Une affaire de chimie et de coopération
Interrogé à propos de l’impact des avancées de la chimie et des nodes industriels de miniaturisation dans la conception logique des puces, Adi Yoaz est catégorique « C’est absolument critique. La connexion que nous entretenons avec nos collègues qui travaillent sur la chimie et les matériaux, ainsi que ceux du process (la finesse de fabrication, ndlr) est fondamentale. Tous ces éléments influencent directement les designs des puces », explique-t-il.
Avant d’ajouter que si une poignée d’ingénieurs a dans ses mains la conception du brouillon de la puce, dès que le travail est lancé, le flux de travail est énormément distribué. Non seulement entre les différents spécialistes, mais surtout entre les différents sites d’Intel. « Les nouveaux P-Core ‘’Raptor Cove’’ et le pilotage de l’assemblage du SoC ont été faits ici, en Israël. Mais Intel est une entreprise globale et tout le monde a participé : les E-Core ont été développés à Austin (Texas) et le GPU à Folsom (Californie) », détaille-t-il.
Tick-Tock is back (non, pas le réseau social)
Avant même que vous ingurgitiez des heures de vidéos verticales sur Tik-Tok, le monde des processeurs battait déjà au rythme des Tick et des Tock d’Intel.

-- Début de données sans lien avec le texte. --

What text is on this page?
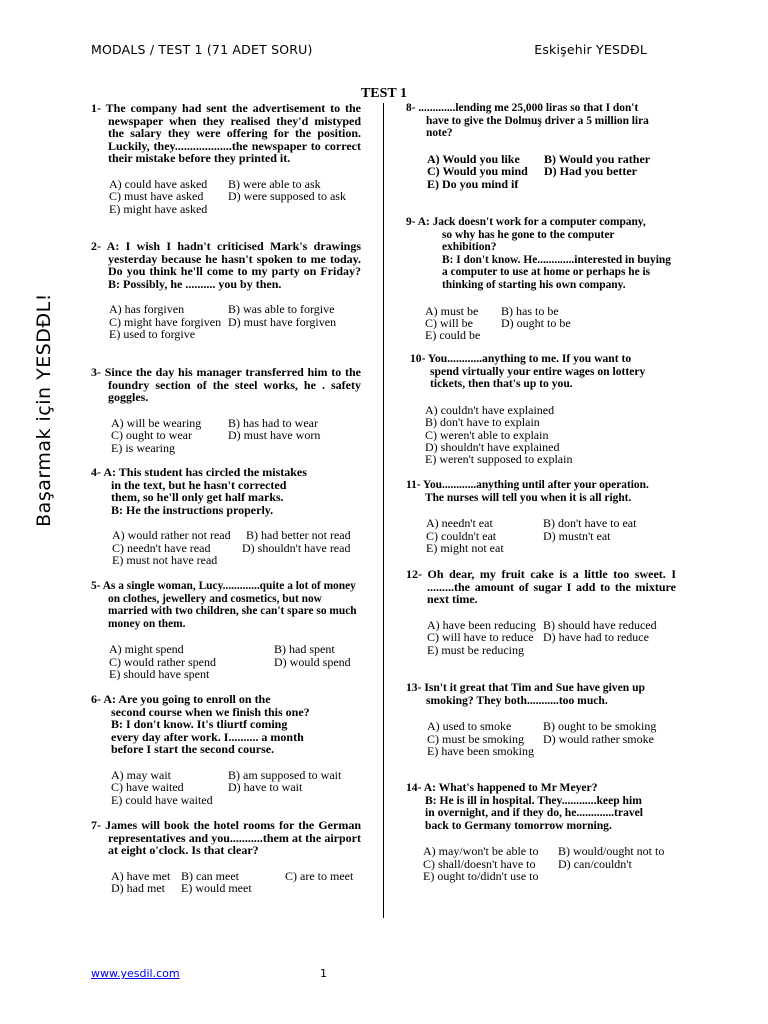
MODALS / TEST 1 (71 ADET SORU)	Eskişehir YESDĐL
TEST 1
Başarmak için YESDĐL!

1- The company had sent the advertisement to the newspaper when they realised they'd mistyped the salary they were offering for the position. Luckily, they...................the newspaper to correct their mistake before they printed it.

A) could have asked	B) were able to ask
C) must have asked	D) were supposed to ask
E) might have asked

2- A: I wish I hadn't criticised Mark's drawings yesterday because he hasn't spoken to me today. Do you think he'll come to my party on Friday? B: Possibly, he .......... you by then.

A) has forgiven	B) was able to forgive
C) might have forgiven D) must have forgiven
E) used to forgive

3- Since the day his manager transferred him to the foundry section of the steel works, he . safety goggles.

A) will be wearing	B) has had to wear
C) ought to wear	D) must have worn
E) is wearing

4- A: This student has circled the mistakes
in the text, but he hasn't corrected
them, so he'll only get half marks.
B: He the instructions properly.

A) would rather not read	B) had better not read
C) needn't have read	D) shouldn't have read
E) must not have read

5- As a single woman, Lucy.............quite a lot of money on clothes, jewellery and cosmetics, but now married with two children, she can't spare so much money on them.

A) might spend	B) had spent
C) would rather spend	D) would spend
E) should have spent

6- A: Are you going to enroll on the
second course when we finish this one?
B: I don't know. It's tliurtf coming
every day after work. I.......... a month
before I start the second course.

A) may wait	B) am supposed to wait
C) have waited	D) have to wait
E) could have waited

7- James will book the hotel rooms for the German representatives and you...........them at the airport at eight o'clock. Is that clear?

A) have met B) can meet	C) are to meet
D) had met	E) would meet

8- .............lending me 25,000 liras so that I don't
have to give the Dolmuş driver a 5 million lira
note?

A) Would you like	B) Would you rather
C) Would you mind	D) Had you better
E) Do you mind if

9- A: Jack doesn't work for a computer company,
so why has he gone to the computer
exhibition?
B: I don't know. He.............interested in buying
a computer to use at home or perhaps he is
thinking of starting his own company.

A) must be	B) has to be
C) will be	D) ought to be
E) could be

10- You............anything to me. If you want to
spend virtually your entire wages on lottery
tickets, then that's up to you.

A) couldn't have explained
B) don't have to explain
C) weren't able to explain
D) shouldn't have explained
E) weren't supposed to explain

11- You............anything until after your operation.
The nurses will tell you when it is all right.

A) needn't eat	B) don't have to eat
C) couldn't eat	D) mustn't eat
E) might not eat

12- Oh dear, my fruit cake is a little too sweet. I .........the amount of sugar I add to the mixture next time.

A) have been reducing B) should have reduced
C) will have to reduce D) have had to reduce
E) must be reducing

13- Isn't it great that Tim and Sue have given up
smoking? They both...........too much.

A) used to smoke	B) ought to be smoking
C) must be smoking	D) would rather smoke
E) have been smoking

14- A: What's happened to Mr Meyer?
B: He is ill in hospital. They............keep him
in overnight, and if they do, he.............travel
back to Germany tomorrow morning.

A) may/won't be able to	B) would/ought not to
C) shall/doesn't have to	D) can/couldn't
E) ought to/didn't use to
www.yesdil.com	1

Une dynamique de lancement de processeurs qui correspondait à une alternance entre le lancement d’une nouvelle architecture (tock) et le passage à une finesse de gravure plus fine (tick). Le passage du 22 nm au 14 nm et l’arrivée de l’architecture Skylake a fait voler cette dynamique en éclat avec de simples « refresh » entre 2015 et 2020. Depuis son arrivée à la tête d’Intel, son nouveau PDG, Pat Gelsinger, (artisan de nombre de processeurs dans les années 80/90) a décidé de renouer avec le modèle tick-tock ou tout du moins avec une plus grande fréquence d’exécution. En allant même jusqu’à engager son entreprise sur cinq améliorations de la finesse de gravure (Intel 7, Intel 4, Intel 3, Intel 20A et Intel 18A) en quatre ans !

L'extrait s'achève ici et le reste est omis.